Jets: The system has reached its capacity limit in one direction. Excess energy is released in a focused beam — like an overfull vessel that overflows at its weakest point. Jets are not a mystery, but Variant 1: passing on under supersaturation.

Long-term development: A black hole (dark sun) that becomes fully charged begins to continuously release energy — it becomes a bright sun. Black and white holes are not different objects, but different charge states of the same system.


On Scientific Standards

12. "Where is the experimental proof that distinguishes your model from the standard model?"

The objection: A theory must be falsifiable. What experiment would refute the Law of Equalization, and what would confirm it?

Our answer: This is the most important question — and we answer it honestly.

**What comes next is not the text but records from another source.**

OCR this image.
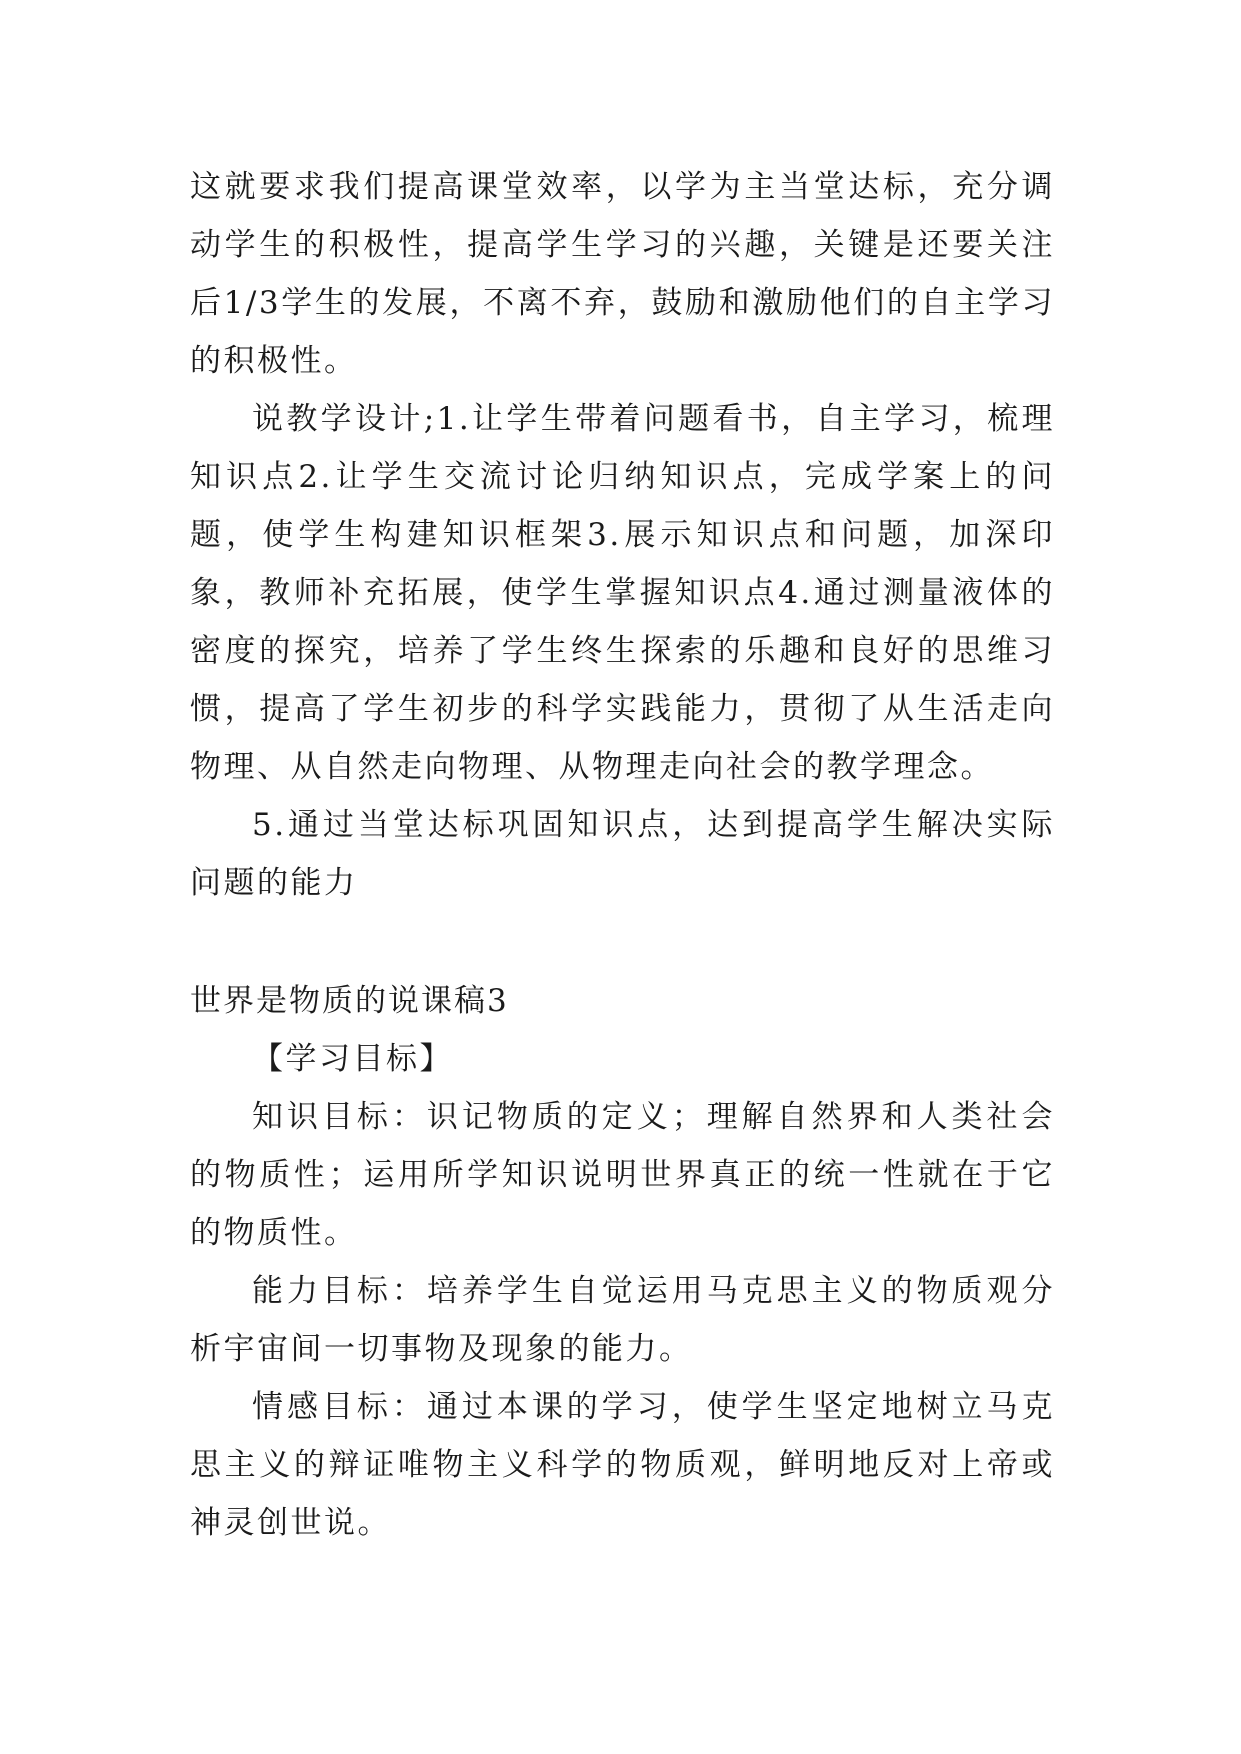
这就要求我们提高课堂效率，以学为主当堂达标，充分调动学生的积极性，提高学生学习的兴趣，关键是还要关注后1/3学生的发展，不离不弃，鼓励和激励他们的自主学习的积极性。

说教学设计;1.让学生带着问题看书，自主学习，梳理知识点2.让学生交流讨论归纳知识点，完成学案上的问题，使学生构建知识框架3.展示知识点和问题，加深印象，教师补充拓展，使学生掌握知识点4.通过测量液体的密度的探究，培养了学生终生探索的乐趣和良好的思维习惯，提高了学生初步的科学实践能力，贯彻了从生活走向物理、从自然走向物理、从物理走向社会的教学理念。

5.通过当堂达标巩固知识点，达到提高学生解决实际问题的能力

世界是物质的说课稿3

【学习目标】

知识目标：识记物质的定义；理解自然界和人类社会的物质性；运用所学知识说明世界真正的统一性就在于它的物质性。

能力目标：培养学生自觉运用马克思主义的物质观分析宇宙间一切事物及现象的能力。

情感目标：通过本课的学习，使学生坚定地树立马克思主义的辩证唯物主义科学的物质观，鲜明地反对上帝或神灵创世说。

Testable predictions of our model:

Mass = 0 at the center: At the exact center of a symmetric system, the resulting pressure force should be zero. An experiment in a symmetric gravitational field (e.g., at the center of a hollow sphere) could test this.

Material density and fall velocity: On Earth, objects with higher intrinsic energy (not only higher mass) should fall minimally faster than mass-equivalent objects with lower intrinsic energy — because both forces (pressure from above + counter-pressure from below) interact more strongly. On the Moon, this difference should disappear.

Intrinsic energy instead of mass for planetary positions: If we could determine the intrinsic energy of exoplanets independently of gravitational assumptions (e.g., through spectroscopic composition analysis), our formula should produce better results than with mass proxies.

What would refute us: If measurable mass exists at the exact center of a symmetric system. If time dilation occurs in systems that exhibit no energy differential whatsoever. If planetary positions agree less rather than more with our formula as intrinsic energy data become increasingly precise.


13. "Isn't this just a philosophical reinterpretation without scientific added value?"

The objection: If the mathematical predictions are identical, the interpretation is irrelevant. Saying "pressure" instead of "attraction" changes nothing.

Our answer: Interpretations have real consequences. Three examples:

Dark matter: Standard physics has postulated unknown particles for decades and invested billions in their search — so far without result. If dark matter is simply non-back-coupling ordinary matter (as air is invisible to us), we are searching in the wrong place. That is not a philosophical question but a question of research strategy.

Black holes: If they are not singularities but underloaded systems, the information paradox disappears — one of the largest unsolved problems in theoretical physics. Energy is not destroyed, only stored. This has consequences for quantum gravity and cosmology.

Unified physics: Current physics requires different theories for different scales (quantum mechanics, relativity theory, thermodynamics) and cannot unify them. The Law of Equalization describes one principle for all scales (Principal Theorem 0). If that is correct, the "Theory of Everything" would not be a new formula, but a new perspective on existing data.


Open Questions — Honestly Named

We stand by what we do not yet know:

  1. Derivation of S and k from atomic physics — The material constants of our intrinsic energy formula must become derivable from electron configuration and nuclear binding energy, to transform the formula from empirical to fundamental.

  2. Quantitative reproduction of established results — Nuclear reactions (E=mc²), GPS corrections (time dilation), gravitational waves (LIGO chirp): our model must show that it produces the same numbers, not only the same concepts.

  3. Experimental distinguishability — We need predictions that only our model makes and that can only confirm or refute our model.

  4. Refinement of reference-point interpolation — The planetary positions formula must be applicable to all planets and systematically reduce the deviation.

  5. Mathematical formalization — The principal theorems must be brought into a closed mathematical form that can be independently examined by other researchers.

This list is not an admission of weakness, but a sign of scientific integrity. Any theory that names no open questions is not science — but ideology.